Museums: Eros in Sweden
For weeks, a Japanese poster drawing of a couple frolicking in sexual intercourse had been visible over much of southern Sweden, including the town of Lund. It heralded an 800-work display in Lund's museum entitled "First International Exhibition of Erotic Art." The nucleus of the show was drawn from the collection of Paris-based U.S. Sexologists Phyllis and Eberhard Kronhausen, who maintain that their interest in erotica is "part of our concern with mental health. We feel very strongly that sexuality is the great remaining pocket of cultural insanity."
Insane or not, it was certainly explicit. At the preview, a large, coffinlike object, covered with black fur and with a slit across the lid, was rolled onto the museum floor. Out from its pink, uterine interior stepped Phyllis Kronhausen, 39, dressed in a see-through minidress and nothing else. Neither she nor a stark-naked violinist offered much competition to the art, which included erotic Indian sculpture, a Guinea fertility goddess, a Rembrandt etching of the artist and his wife disporting in a four-poster bed, a Picasso engraving of a couple copulating, and a vast variety of dildos and phalli.

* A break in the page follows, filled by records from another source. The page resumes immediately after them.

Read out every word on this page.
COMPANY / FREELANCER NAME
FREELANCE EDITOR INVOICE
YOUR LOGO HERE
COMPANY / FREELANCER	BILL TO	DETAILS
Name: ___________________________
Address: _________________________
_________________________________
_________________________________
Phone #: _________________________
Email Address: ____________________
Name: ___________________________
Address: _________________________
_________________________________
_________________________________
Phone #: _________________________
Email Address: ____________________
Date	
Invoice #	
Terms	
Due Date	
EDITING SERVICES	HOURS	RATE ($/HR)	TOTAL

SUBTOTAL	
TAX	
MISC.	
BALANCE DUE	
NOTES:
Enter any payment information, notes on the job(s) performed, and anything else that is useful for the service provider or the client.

Within two days museumgoers, including elderly couples, beatniks and housewives with children, had broken all attendance records. Sweden being Sweden, there was no public outcry. Indeed, the show drew favorable reviews. Even the conservative Sydsvenska Dag-bladet ran eleven detailed pictures. Its conclusion: "On the whole, far more harmless than any one of our ordinary men's magazines."